Ante esta coyuntura y como siempre, es necesario cargar de posiciones políticas claras cada conflicto:
Educación. El problema de la educación es mucho más que una cuestión económica. Pero que un trabajador obtenga un salario digno, que no pierda con la inflación, que disponga de un ambiente adecuado y con las herramientas necesarias, no debería estar en discusión. Lamentablemente cada año los docentes se ven obligados a salir a la calle y pedirlo a gritos. Pérez Esquivel afirma que “La Educación es la práctica de la libertad y la esperanza y un espacio para construir con el otro el cambio social y político”. ¿A quién le conviene entonces, ningunear a los docentes?
-8 de marzo. Nos sumamos a las miles de mujeres y hombres que propugnan por ser iguales en derechos y libertades. Escribe Nuria Varela: “El feminismo no es lo opuesto al machismo, el feminismo es una teoría de la igualdad y el machismo una teoría de la inferioridad”. Destacamos el papel de las mujeres que toman conciencia de las discriminaciones que sufren por la única razón de ser mujeres y deciden organizarse para acabar con ellas para cambiar la sociedad. El estado debe acompañar y cuidar estos movimientos. Debe proteger a las victimas de la violencia. Debe garantizar junto a los movimientos los mecanismos para la prevención y la contención de las victimas. Es una contradicción a resolver, tener que denunciar hechos de discriminación y violencia en la institución policial que sigue siendo discriminadora y violenta.

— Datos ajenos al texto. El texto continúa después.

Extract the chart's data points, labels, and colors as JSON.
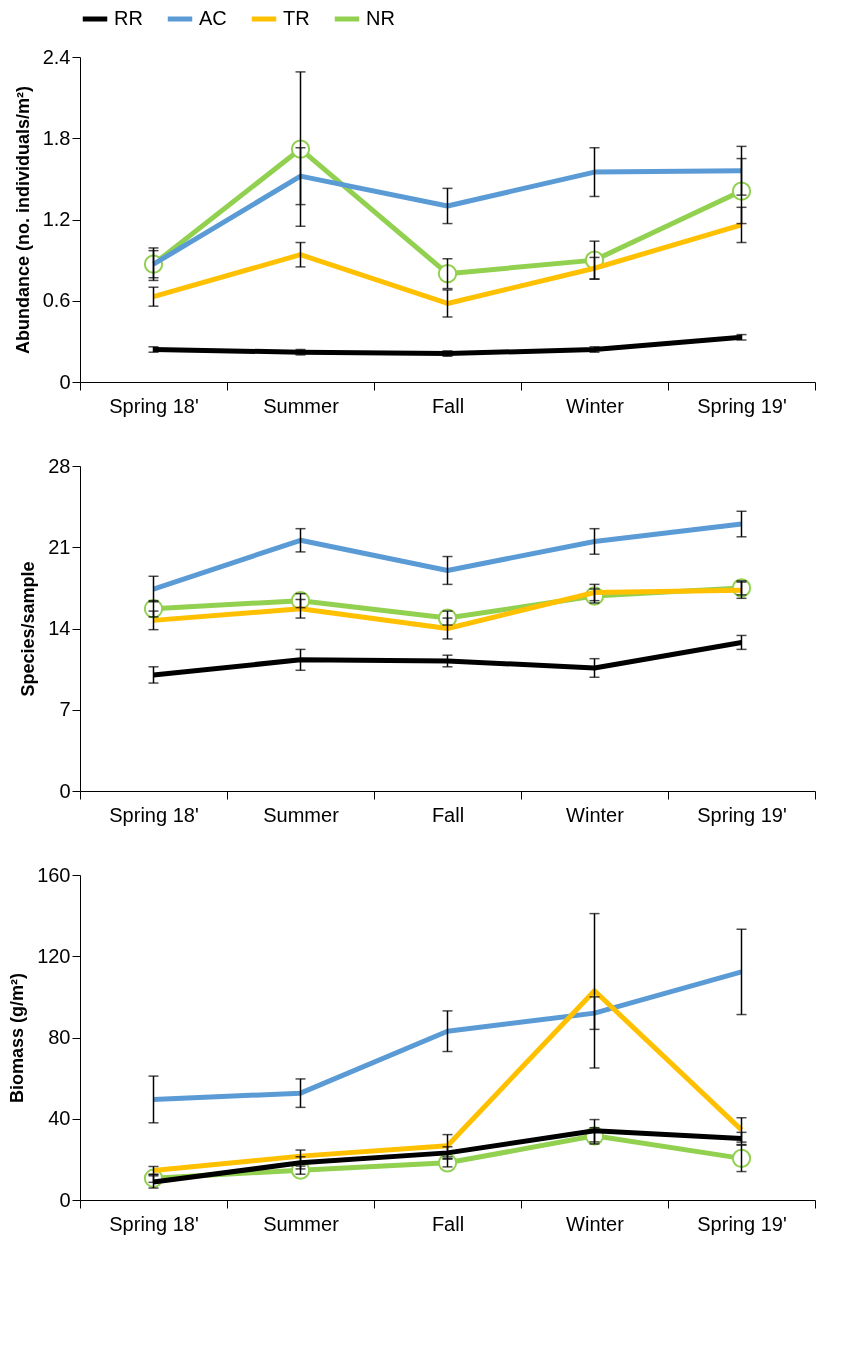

-Ambiente. El estado y las empresas socias o cómplices usufructúan los bienes comunes de la naturaleza adueñándoselos como recursos propios. Esto viene siendo así desde que el hombre cambió de paradigma y se paro encima de la naturaleza. Pero se sigue agravando. Los gobiernos de todos los colores siguieron ordeñando a la vaca sin reparos. Solo las numerosas y crecientes organizaciones socioambientales y a fuerza de juntarse y poner el cuerpo son capaces de marcarle la cancha. Como ejemplo la reciente, multitudinaria y exitosa movilización contra los desmontes en la provincia de Córdoba.

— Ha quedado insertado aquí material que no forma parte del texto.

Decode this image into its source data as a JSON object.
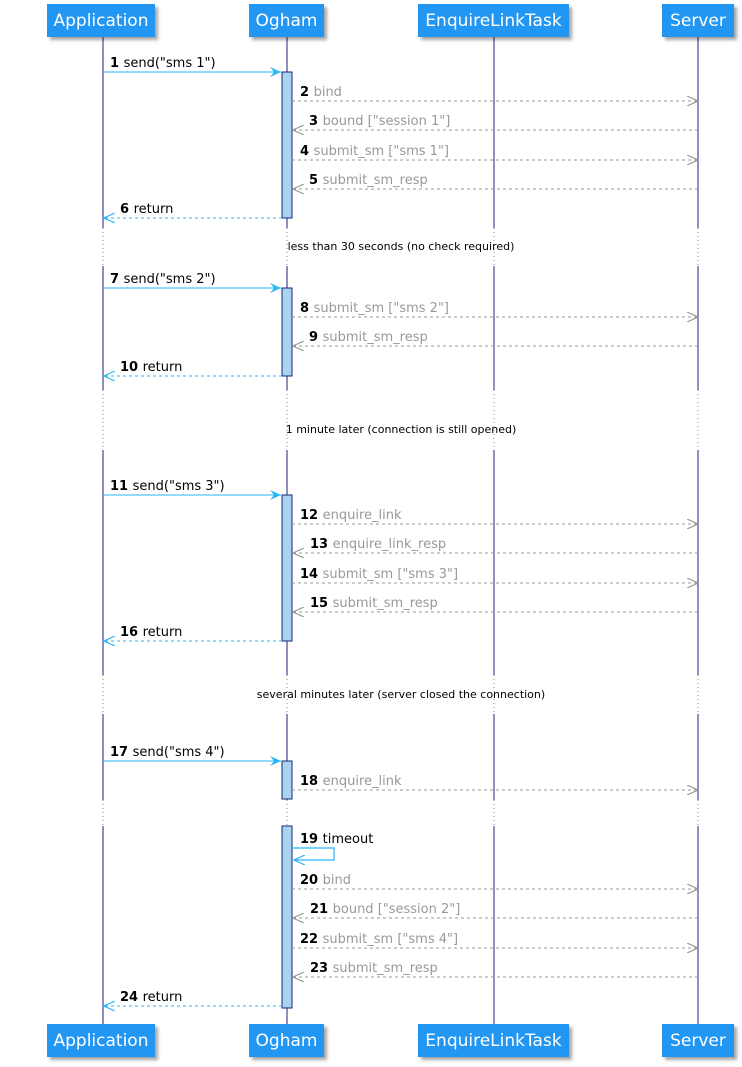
{
  "colors": {
    "actor_fill": "#2196f3",
    "lifeline": "#1a237e",
    "activation": "#a8d4ee",
    "sync_arrow": "#29b6f6",
    "async_arrow": "#999999"
  },
  "participants": [
    {
      "id": "app",
      "name": "Application"
    },
    {
      "id": "ogham",
      "name": "Ogham"
    },
    {
      "id": "task",
      "name": "EnquireLinkTask"
    },
    {
      "id": "server",
      "name": "Server"
    }
  ],
  "dividers": [
    {
      "text": "less than 30 seconds (no check required)"
    },
    {
      "text": "1 minute later (connection is still opened)"
    },
    {
      "text": "several minutes later (server closed the connection)"
    }
  ],
  "messages": [
    {
      "num": "1",
      "text": "send(\"sms 1\")",
      "from": "app",
      "to": "ogham",
      "style": "sync"
    },
    {
      "num": "2",
      "text": "bind",
      "from": "ogham",
      "to": "server",
      "style": "async"
    },
    {
      "num": "3",
      "text": "bound [\"session 1\"]",
      "from": "server",
      "to": "ogham",
      "style": "async"
    },
    {
      "num": "4",
      "text": "submit_sm [\"sms 1\"]",
      "from": "ogham",
      "to": "server",
      "style": "async"
    },
    {
      "num": "5",
      "text": "submit_sm_resp",
      "from": "server",
      "to": "ogham",
      "style": "async"
    },
    {
      "num": "6",
      "text": "return",
      "from": "ogham",
      "to": "app",
      "style": "return"
    },
    {
      "num": "7",
      "text": "send(\"sms 2\")",
      "from": "app",
      "to": "ogham",
      "style": "sync"
    },
    {
      "num": "8",
      "text": "submit_sm [\"sms 2\"]",
      "from": "ogham",
      "to": "server",
      "style": "async"
    },
    {
      "num": "9",
      "text": "submit_sm_resp",
      "from": "server",
      "to": "ogham",
      "style": "async"
    },
    {
      "num": "10",
      "text": "return",
      "from": "ogham",
      "to": "app",
      "style": "return"
    },
    {
      "num": "11",
      "text": "send(\"sms 3\")",
      "from": "app",
      "to": "ogham",
      "style": "sync"
    },
    {
      "num": "12",
      "text": "enquire_link",
      "from": "ogham",
      "to": "server",
      "style": "async"
    },
    {
      "num": "13",
      "text": "enquire_link_resp",
      "from": "server",
      "to": "ogham",
      "style": "async"
    },
    {
      "num": "14",
      "text": "submit_sm [\"sms 3\"]",
      "from": "ogham",
      "to": "server",
      "style": "async"
    },
    {
      "num": "15",
      "text": "submit_sm_resp",
      "from": "server",
      "to": "ogham",
      "style": "async"
    },
    {
      "num": "16",
      "text": "return",
      "from": "ogham",
      "to": "app",
      "style": "return"
    },
    {
      "num": "17",
      "text": "send(\"sms 4\")",
      "from": "app",
      "to": "ogham",
      "style": "sync"
    },
    {
      "num": "18",
      "text": "enquire_link",
      "from": "ogham",
      "to": "server",
      "style": "async"
    },
    {
      "num": "19",
      "text": "timeout",
      "from": "ogham",
      "to": "ogham",
      "style": "self"
    },
    {
      "num": "20",
      "text": "bind",
      "from": "ogham",
      "to": "server",
      "style": "async"
    },
    {
      "num": "21",
      "text": "bound [\"session 2\"]",
      "from": "server",
      "to": "ogham",
      "style": "async"
    },
    {
      "num": "22",
      "text": "submit_sm [\"sms 4\"]",
      "from": "ogham",
      "to": "server",
      "style": "async"
    },
    {
      "num": "23",
      "text": "submit_sm_resp",
      "from": "server",
      "to": "ogham",
      "style": "async"
    },
    {
      "num": "24",
      "text": "return",
      "from": "ogham",
      "to": "app",
      "style": "return"
    }
  ]
}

Baja de la edad de imputabilidad. “A los chicos hay que cuidarlos no matarlos” decía el sacerdote Carlos Cajade. Ningún chico quiere vivir en la calle o decide libremente ser un delincuente. Antes, hay una realidad social que los priva de sus derechos. Realidad a la que llegamos, entre otras cosas, por la acción de los mismos personajes que hoy, como solución, piden encarcelarlos de chiquitos. Causa o consecuencia ¿Quiénes son las victimas? Claro que algo hay que hacer con la violencia que se naturaliza cada vez a una edad más temprana. Pero no cortar el hilo por lo más delgado, no querer borrar las consecuencias. Necesitamos políticas de integración y los chicos del abrazo tierno de su familia, su pueblo y su comunidad.
A problemas complejos no lo resuelven respuestas simples, ni improvisados manotazos de ahogado. Ser honesto y “buena gente” es imprescindible, pero no basta. Hace falta un poco más. Con voluntad de construir y no de ganar. Hace falta destinar tiempo y energía para juntarse, para discutir, para participar. Hace falta cargar de política cada pequeño acto cotidiano.